Natürlich! Bei uns sind die Möglichkeiten zum Filmemachen sehr begrenzt. Das gilt zwar für alle, aber für Frauen besonders. Deshalb muss man weibliche Regisseure mit der Lupe suchen. Aber das wird sich ändern, das ist unvermeidlich.

Für Ihren aktuellen Film haben Sie wieder mit Jasmila Zbanic gearbeitet. In „Na putu“ (Auf dem Weg), der das Festival am Mittwoch eröffnete, geht es um das Erstarken des islamischen Fundamentalismus am Beispiel eines jungen Paares in Sarajewo. Wie erleben Sie heute diese Stadt?
Ich lebe ja in Belgrad, aber ich bin seit neun Jahren jeden Monat in Sarajewo, weil ich dort Theater spiele.
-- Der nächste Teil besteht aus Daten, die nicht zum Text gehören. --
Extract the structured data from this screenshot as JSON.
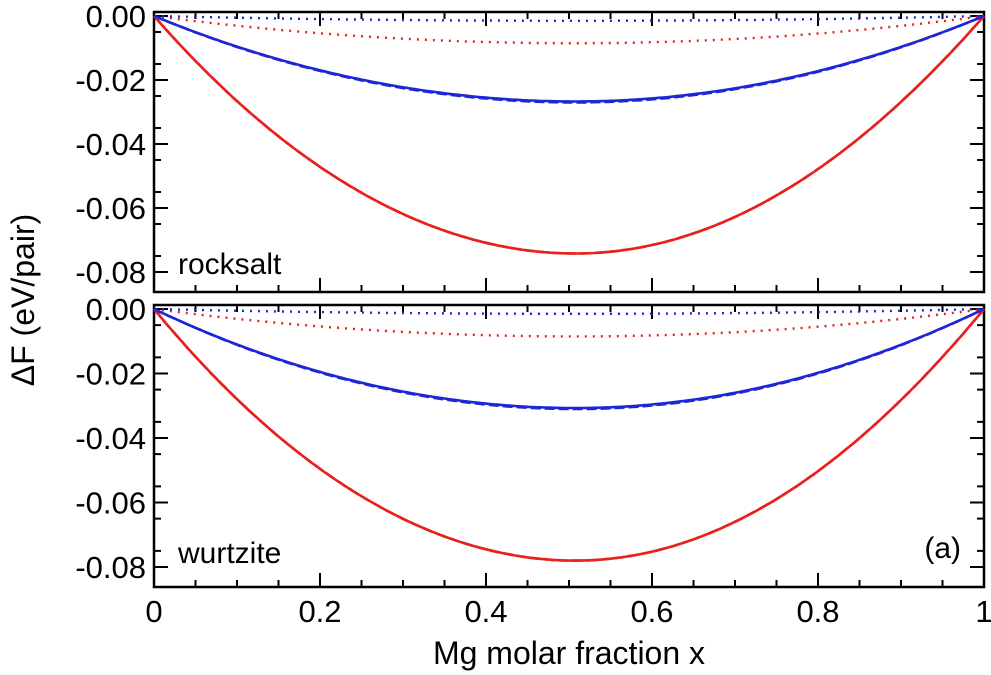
{
  "chart_data": {
    "type": "line",
    "ylabel": "ΔF (eV/pair)",
    "xlabel": "Mg molar fraction x",
    "xlim": [
      0,
      1
    ],
    "x_ticks": [
      0,
      0.2,
      0.4,
      0.6,
      0.8,
      1
    ],
    "x_tick_labels": [
      "0",
      "0.2",
      "0.4",
      "0.6",
      "0.8",
      "1"
    ],
    "ylim": [
      -0.085,
      0.0
    ],
    "y_ticks": [
      0.0,
      -0.02,
      -0.04,
      -0.06,
      -0.08
    ],
    "y_tick_labels": [
      "0.00",
      "-0.02",
      "-0.04",
      "-0.06",
      "-0.08"
    ],
    "figure_label": "(a)",
    "panels": [
      {
        "label": "rocksalt",
        "series": [
          {
            "name": "red solid",
            "color": "#e8211d",
            "style": "solid",
            "min_value": -0.0742,
            "min_at_x": 0.5
          },
          {
            "name": "red dashed",
            "color": "#e8211d",
            "style": "dashed",
            "min_value": -0.0742,
            "min_at_x": 0.5
          },
          {
            "name": "red dotted",
            "color": "#e8211d",
            "style": "dotted",
            "min_value": -0.0085,
            "min_at_x": 0.5
          },
          {
            "name": "blue solid",
            "color": "#1d27d6",
            "style": "solid",
            "min_value": -0.0267,
            "min_at_x": 0.5
          },
          {
            "name": "blue dashed",
            "color": "#1d27d6",
            "style": "dashed",
            "min_value": -0.027,
            "min_at_x": 0.5
          },
          {
            "name": "blue dotted",
            "color": "#1d27d6",
            "style": "dotted",
            "min_value": -0.0015,
            "min_at_x": 0.5
          }
        ]
      },
      {
        "label": "wurtzite",
        "series": [
          {
            "name": "red solid",
            "color": "#e8211d",
            "style": "solid",
            "min_value": -0.078,
            "min_at_x": 0.5
          },
          {
            "name": "red dashed",
            "color": "#e8211d",
            "style": "dashed",
            "min_value": -0.078,
            "min_at_x": 0.5
          },
          {
            "name": "red dotted",
            "color": "#e8211d",
            "style": "dotted",
            "min_value": -0.0085,
            "min_at_x": 0.5
          },
          {
            "name": "blue solid",
            "color": "#1d27d6",
            "style": "solid",
            "min_value": -0.0307,
            "min_at_x": 0.5
          },
          {
            "name": "blue dashed",
            "color": "#1d27d6",
            "style": "dashed",
            "min_value": -0.031,
            "min_at_x": 0.5
          },
          {
            "name": "blue dotted",
            "color": "#1d27d6",
            "style": "dotted",
            "min_value": -0.0015,
            "min_at_x": 0.5
          }
        ]
      }
    ]
  }
}
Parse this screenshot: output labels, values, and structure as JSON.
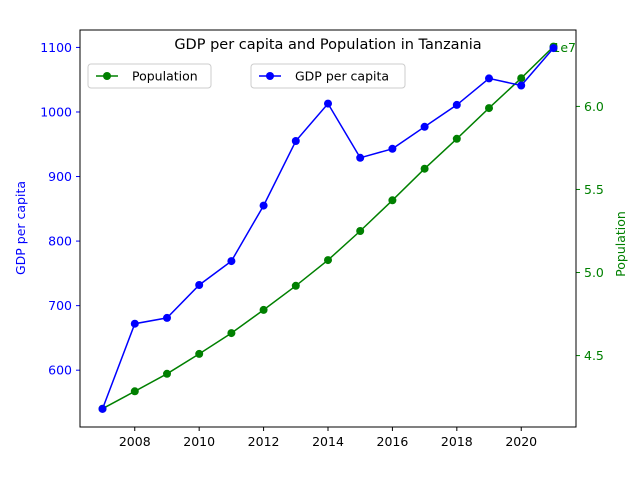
{
  "chart_data": {
    "type": "line",
    "title": "GDP per capita and Population in Tanzania",
    "x": [
      2007,
      2008,
      2009,
      2010,
      2011,
      2012,
      2013,
      2014,
      2015,
      2016,
      2017,
      2018,
      2019,
      2020,
      2021
    ],
    "x_ticks": [
      "2008",
      "2010",
      "2012",
      "2014",
      "2016",
      "2018",
      "2020"
    ],
    "xlim": [
      2006.3,
      2021.7
    ],
    "series": [
      {
        "name": "GDP per capita",
        "axis": "left",
        "color": "#0000ff",
        "values": [
          540,
          672,
          681,
          732,
          769,
          855,
          955,
          1013,
          929,
          943,
          977,
          1011,
          1052,
          1041,
          1099
        ]
      },
      {
        "name": "Population",
        "axis": "right",
        "color": "#008000",
        "values": [
          41800000,
          42850000,
          43900000,
          45100000,
          46350000,
          47750000,
          49200000,
          50750000,
          52500000,
          54350000,
          56250000,
          58050000,
          59900000,
          61700000,
          63600000
        ]
      }
    ],
    "left_axis": {
      "label": "GDP per capita",
      "color": "#0000ff",
      "ylim": [
        512,
        1127
      ],
      "ticks": [
        600,
        700,
        800,
        900,
        1000,
        1100
      ],
      "tick_labels": [
        "600",
        "700",
        "800",
        "900",
        "1000",
        "1100"
      ]
    },
    "right_axis": {
      "label": "Population",
      "color": "#008000",
      "ylim": [
        40700000,
        64600000
      ],
      "offset_text": "1e7",
      "ticks": [
        45000000,
        50000000,
        55000000,
        60000000
      ],
      "tick_labels": [
        "4.5",
        "5.0",
        "5.5",
        "6.0"
      ]
    },
    "legends": [
      {
        "position": "upper-left",
        "entries": [
          "Population"
        ]
      },
      {
        "position": "upper-center",
        "entries": [
          "GDP per capita"
        ]
      }
    ],
    "grid": false
  }
}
Und da sehe ich, dass sich das Straßenbild im Vergleich zur Zeit vor dem Krieg verändert hat. Sehr viele Frauen, vor allem junge, tragen jetzt Kopftücher, einige verhüllen auch ihren ganzen Körper.

Sie selbst spielen eine solche Frau, die Mitglied einer fundamentalistischen Gemeinde ist.
Für viele Charaktere in meinen Filmen kann ich aus mir selbst schöpfen, weil ich die Erfahrung meiner Figur zumindest in Ansätzen teile. Für diese Rolle ging das nicht, denn es war für mich unvorstellbar, dass eine Frau das freiwillig tut. Also habe ich zur Vorbereitung auf die Rolle mit einigen dieser Frauen gesprochen. Sie erklärten mir, dass sie sich sicher fühlen, wenn sie sich verhüllen. Sie halten das für eine Garantie dafür, dass ihr Mann immer brav zu ihnen nach Hause kommt und sie niemals betrügt, dass er sie immer lieben wird, wenn sie Allahs Weg gehen. Diese religiösen Bewegungen haben in unseren postkommunistischen Ländern unter anderem deshalb einen enormen Aufwind, weil die Menschen ihre innere und äußere Sicherheit und ihre Ideale verloren haben. Sie sind in ein Loch gefallen. Bei uns gibt es so viel Korruption, spirituelle wie finanzielle. Das ist ein guter Nährboden. Und gerade die jungen Leute, auch Paare, wenden sich den religiösen Fundamentalisten zu.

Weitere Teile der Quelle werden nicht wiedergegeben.